Arkasha shrugged, apparently not all that interested in Motai-Syndicate’s cowlick policy. “The interesting thing to me is whenyou do it. At first I thought it was just social self-consciousness. A first meeting. An awkward conversation. A contentious consult. But then I noticed that you do it when you’re alone too.”

“If you’re there to see me do it, then I’m not alone, am I?”

“Very cute. You do it when you’re working is what I mean. And I think you do it when you’re thinking non-norm-conforming thoughts. Going after the outward physical deviation because it’s easier to smooth out than the one that really scares you.”

“And when exactly did you decide to become a renorming counselor?”

“Oh, so nothing’s bothering you? I’m glad to hear it.” Arkasha folded his arms and smiled.

“Okay,” Arkady admitted. “It’s the survey.”

He cleared his throat, feeling suddenly awkward, and crouched down to pull his field notebook from his rucksack. He set it on the table, still not meeting his pairmate’s eyes. “I’m just…not a hundred percent comfortable with the results I’m getting in the field.” The understatement of the millennium. “Normally I’d talk to the DVI team about it but…well…the DVI situation being what it is…”

Arkasha grasped the essence of the problem with such astounding speed that Arkady caught himself thinking yet again that he was far too fine a tool for the scientific hackwork of a routine survey mission. “Have you worked up your climatic succession equations yet?” he asked.

“I tried. I came up with nonsense.”

“Can I see your work?”

“I checked it. And double-checked it. It’s not a calculating error.”

“I’m not saying it is,” Arkasha replied with unaccustomed mildness. “I just want to understand what you’ve done so I don’t waste time repeating it.”

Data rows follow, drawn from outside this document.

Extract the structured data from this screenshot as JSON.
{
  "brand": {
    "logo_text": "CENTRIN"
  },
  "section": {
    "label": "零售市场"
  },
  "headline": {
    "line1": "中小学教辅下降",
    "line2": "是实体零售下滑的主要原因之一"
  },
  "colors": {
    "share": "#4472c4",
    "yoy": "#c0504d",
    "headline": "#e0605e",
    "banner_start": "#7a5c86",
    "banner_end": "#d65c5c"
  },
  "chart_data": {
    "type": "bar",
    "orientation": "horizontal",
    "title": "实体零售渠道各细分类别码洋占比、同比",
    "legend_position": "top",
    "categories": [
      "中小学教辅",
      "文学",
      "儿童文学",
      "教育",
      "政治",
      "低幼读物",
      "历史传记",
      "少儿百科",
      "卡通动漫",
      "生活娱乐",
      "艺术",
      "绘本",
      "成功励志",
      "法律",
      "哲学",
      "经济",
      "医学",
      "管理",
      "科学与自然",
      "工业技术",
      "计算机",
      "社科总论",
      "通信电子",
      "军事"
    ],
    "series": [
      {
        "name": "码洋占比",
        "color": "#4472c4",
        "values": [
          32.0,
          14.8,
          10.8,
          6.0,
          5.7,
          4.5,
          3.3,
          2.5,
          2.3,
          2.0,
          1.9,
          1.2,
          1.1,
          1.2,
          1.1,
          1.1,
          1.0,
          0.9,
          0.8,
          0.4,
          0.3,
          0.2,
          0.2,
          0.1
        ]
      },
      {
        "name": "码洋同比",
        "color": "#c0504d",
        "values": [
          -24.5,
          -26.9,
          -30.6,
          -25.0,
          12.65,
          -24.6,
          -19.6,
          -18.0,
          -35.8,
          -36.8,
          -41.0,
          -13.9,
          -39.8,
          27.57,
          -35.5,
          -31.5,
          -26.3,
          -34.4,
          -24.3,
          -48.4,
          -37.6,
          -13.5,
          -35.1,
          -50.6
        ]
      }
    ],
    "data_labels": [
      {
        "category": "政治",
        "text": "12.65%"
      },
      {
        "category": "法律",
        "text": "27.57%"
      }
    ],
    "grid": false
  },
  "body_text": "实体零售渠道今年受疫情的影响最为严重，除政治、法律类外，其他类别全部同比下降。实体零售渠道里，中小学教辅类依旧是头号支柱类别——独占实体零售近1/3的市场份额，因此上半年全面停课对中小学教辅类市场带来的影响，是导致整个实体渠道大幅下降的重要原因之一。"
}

He waited while Arkady leafed through the pages, written and scratched out and overwritten, on which he’d tried and failed to make sense of the facts on the ground.

“What’s dh? Disturbance history?”

“Yes. And Cis percentage of the sample in climax stage. And Pis…”

“Patch areas. Yes. Great. Perfect.”

Arkasha flipped back to the first page of calculations, walked around to the other side of the lab bench, grabbed a piece of scrap paper and a chewed pencil stub, dragged his stool back around to Arkady’s side of the table, and sat down—all without taking his eyes off the equations. “Go boil some coffee, would you? It’s going to take me a while to get through this. And Arkady?”

Arkady turned, his hand on the doorjamb.

“We’re not telling anyone about this until we’re sure, right?”

“Right.”

“Good boy.”

Arkady was so distracted that he boiled the water twice, and by the time he got back Arkasha’s scratch paper was thickly covered with his illegible pencil scratchings.

“Well,” Arkasha announced. “Your math’s fine.”

“I know my math’s fine. What I don’t know is where the problem is.”

“In the data, obviously.”

“What are you—?”

“Oh, get your hackles down. There’s nothing wrong with your data collection methods, or your samples or your recording or anything else you’ve done. There’s something wrong out there.” He gestured toward the skin of the hab ring and the vast black forest beyond. “There’s something wrong—or right—with the planet itself.”